Contos

A Menina das Formigas By Liége Vaz

Faz muito tempo… Lembro que era criança quando, nas primeiras chuvas do inverno, corria para olhar as formigas agitadas no quintal da minha casa, saindo do formigueiro em grande revoada.

Perfeitamente recordo desse lugar, pois está bem guardado em minha memória afetiva da infância. Era na raiz do tronco de uma maravilhosa mangueira, onde frutificavam lindos frutos doces de mangas, na época do verão, que um formigueiro instalou o seu grandioso refúgio… Mas, mesmo na estação das chuvas, essa linda árvore não perdia as suas folhagens, permanecia muito linda e frondosa o ano todo… Afinal, estamos no tropical nordeste brasileiro.

Durante esse período de chuvas, especificamente, saía de casa escondida e corria para o quintal, em meio ao frio e aos pingos que caiam do céu, para ver as formigas com suas enormes asas voarem e outras carregarem gigantescas folhas, em filas indianas, uma atrás da outra, em direção ao formigueiro.

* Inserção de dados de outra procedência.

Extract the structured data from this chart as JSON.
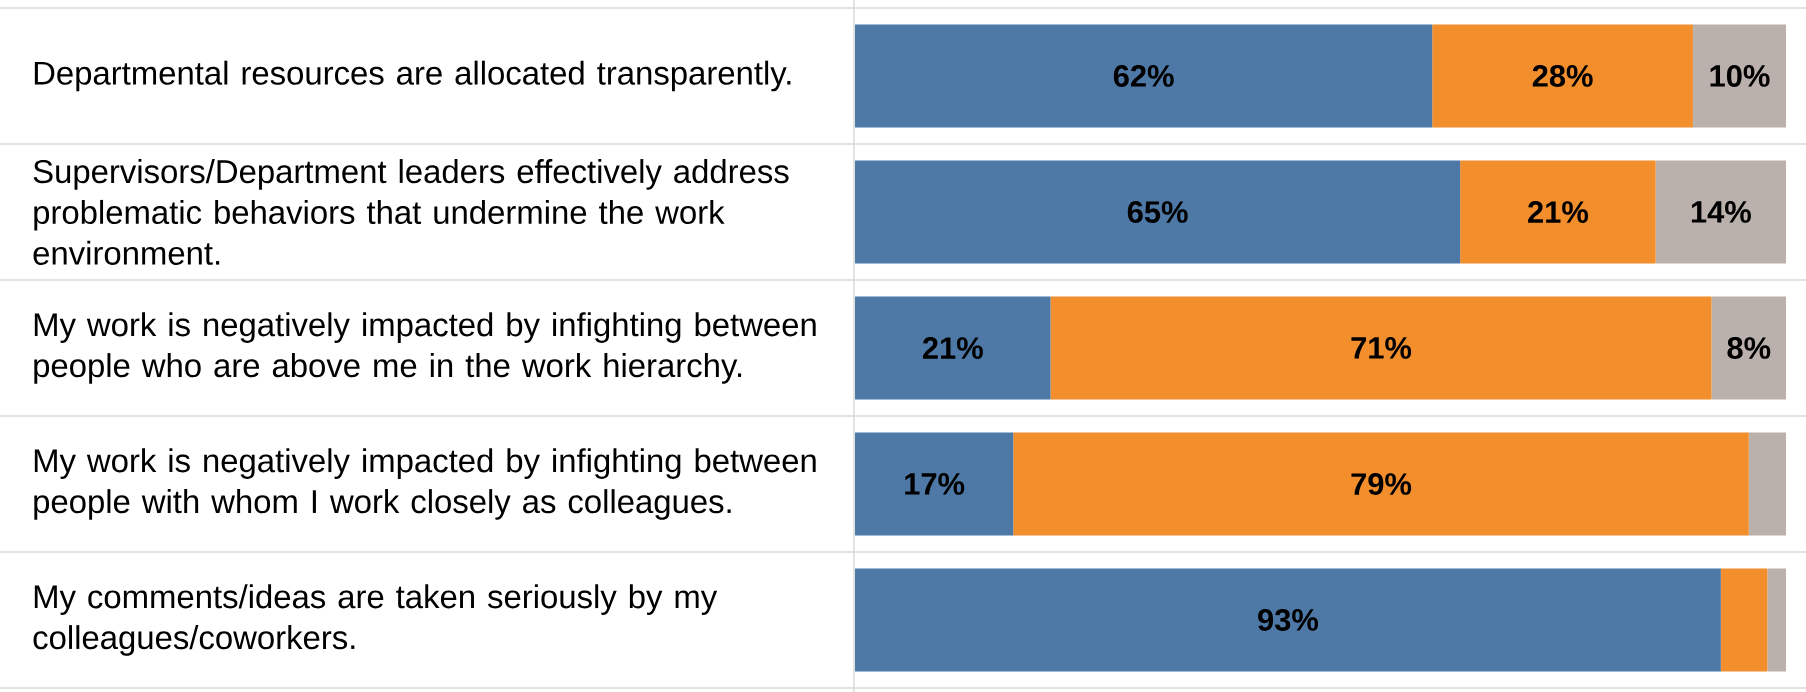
{
  "chart_data": {
    "type": "bar",
    "orientation": "horizontal",
    "stacked": true,
    "categories": [
      "Departmental resources are allocated transparently.",
      "Supervisors/Department leaders effectively address problematic behaviors that undermine the work environment.",
      "My work is negatively impacted by infighting between people who are above me in the work hierarchy.",
      "My work is negatively impacted by infighting between people with whom I work closely as colleagues.",
      "My comments/ideas are taken seriously by my colleagues/coworkers."
    ],
    "series": [
      {
        "color": "#4e79a7",
        "values": [
          62,
          65,
          21,
          17,
          93
        ],
        "value_labels": [
          "62%",
          "65%",
          "21%",
          "17%",
          "93%"
        ]
      },
      {
        "color": "#f28e2b",
        "values": [
          28,
          21,
          71,
          79,
          5
        ],
        "value_labels": [
          "28%",
          "21%",
          "71%",
          "79%",
          null
        ]
      },
      {
        "color": "#bab0ac",
        "values": [
          10,
          14,
          8,
          4,
          2
        ],
        "value_labels": [
          "10%",
          "14%",
          "8%",
          null,
          null
        ]
      }
    ]
  }
}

Seguia com o olhar curioso toda aquela marcha trabalhadora e, muitas vezes, verificava os caminhos que faziam, para ver de onde traziam tantas folhas e pequenos gravetos.

As formigas eram incansáveis, pois isso acontecia durante todo o dia, e muitas vezes a noite conseguia perceber que o exaustivo trabalho continuava.

Nesse processo de observação, sempre procurava manter-me calada, sem fazer qualquer tipo de alteração às suas rotinas… Exceto, é claro, de colocar alguns pequenos embaraços no trajeto… Afinal, o meu espírito era de uma criança! Contudo, elas sempre me surpreendiam, pois achavam uma nova rota, contornando o objeto da minha benéfica travessura investigativa.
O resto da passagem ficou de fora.